Risen
2021

2025
RDirector
Fleur Fortuné
Runtime
114 minutes
Average Rating
No ratings yetSynopsis
In a climate change-ravaged world, a utopian society optimizes life, including parenthood assessments. A successful couple faces scrutiny by an evaluator over seven days to determine their fitness for childbearing.
Overall Score
Good
Category Breakdown
LGBTQ+ Representation
The story centers on a heterosexual married couple, establishing a traditional domestic baseline. While the film critiques heteronormative standards of fitness, it lacks explicit depictions of queer identities.
Gender Representation
Mia is a dedicated botanist, placing female agency at the forefront of scientific progress. The narrative subverts nurturing tropes by framing womanhood through professional expertise and biological struggle.
Racial & Ethnic Diversity
Casting provides intersectional textures, notably pairing Elizabeth Olsen with Himesh Patel. A diverse supporting cast helps the film avoid Anglo-centric exclusivity within its high-tech setting.
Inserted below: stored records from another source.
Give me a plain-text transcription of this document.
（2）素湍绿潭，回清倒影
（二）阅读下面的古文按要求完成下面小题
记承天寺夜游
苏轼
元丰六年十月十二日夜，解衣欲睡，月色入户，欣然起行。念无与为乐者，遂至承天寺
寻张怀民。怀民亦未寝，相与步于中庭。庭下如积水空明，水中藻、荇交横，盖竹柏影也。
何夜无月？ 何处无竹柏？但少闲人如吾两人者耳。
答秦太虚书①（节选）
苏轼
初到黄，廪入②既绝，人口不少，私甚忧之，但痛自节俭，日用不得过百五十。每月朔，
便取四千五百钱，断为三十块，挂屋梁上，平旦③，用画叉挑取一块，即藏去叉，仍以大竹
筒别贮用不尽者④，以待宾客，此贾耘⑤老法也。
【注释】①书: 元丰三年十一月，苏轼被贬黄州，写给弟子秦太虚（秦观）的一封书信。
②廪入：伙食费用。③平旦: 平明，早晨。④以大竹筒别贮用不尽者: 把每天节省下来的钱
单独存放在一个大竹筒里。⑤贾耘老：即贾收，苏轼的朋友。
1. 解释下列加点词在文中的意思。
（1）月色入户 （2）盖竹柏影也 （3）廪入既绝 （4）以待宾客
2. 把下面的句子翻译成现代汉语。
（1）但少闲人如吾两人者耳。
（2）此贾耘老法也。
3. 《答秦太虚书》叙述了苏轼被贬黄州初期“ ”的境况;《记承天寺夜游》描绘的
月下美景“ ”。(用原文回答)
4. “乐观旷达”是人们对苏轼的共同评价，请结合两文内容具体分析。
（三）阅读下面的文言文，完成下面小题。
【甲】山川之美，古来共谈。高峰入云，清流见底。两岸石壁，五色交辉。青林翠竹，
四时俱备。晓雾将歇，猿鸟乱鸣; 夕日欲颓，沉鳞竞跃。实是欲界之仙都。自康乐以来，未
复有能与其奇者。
Religious & Cultural Diversity
The film critiques Western institutional control and the state's regulation of procreation. It uses a controlled utopian facade to explore themes of systemic oppression and bureaucratic corruption.
Disability Representation
Keywords suggest the inclusion of dyslexic elements within character profiles. It remains unclear if this neurodivergent perspective serves as a central arc or a peripheral trait.
Strengths
Areas for Improvement
AI Analysis
The film uses speculative fiction to interrogate how institutions regulate the most fundamental human impulses. By centering on a couple's struggle against state-mandated biological limits, it challenges traditional hierarchies of power and family. While the narrative relies on a traditional domestic structure, it avoids homogeneity through diverse casting and intellectual female roles. The setting serves as a vehicle to critique capitalism and environmental mismanagement through a highly controlled lens. Ultimately, the work succeeds in using a sci-fi framework to examine the intersection of human agency and systemic utility, even where specific identity representations remain secondary to the central plot.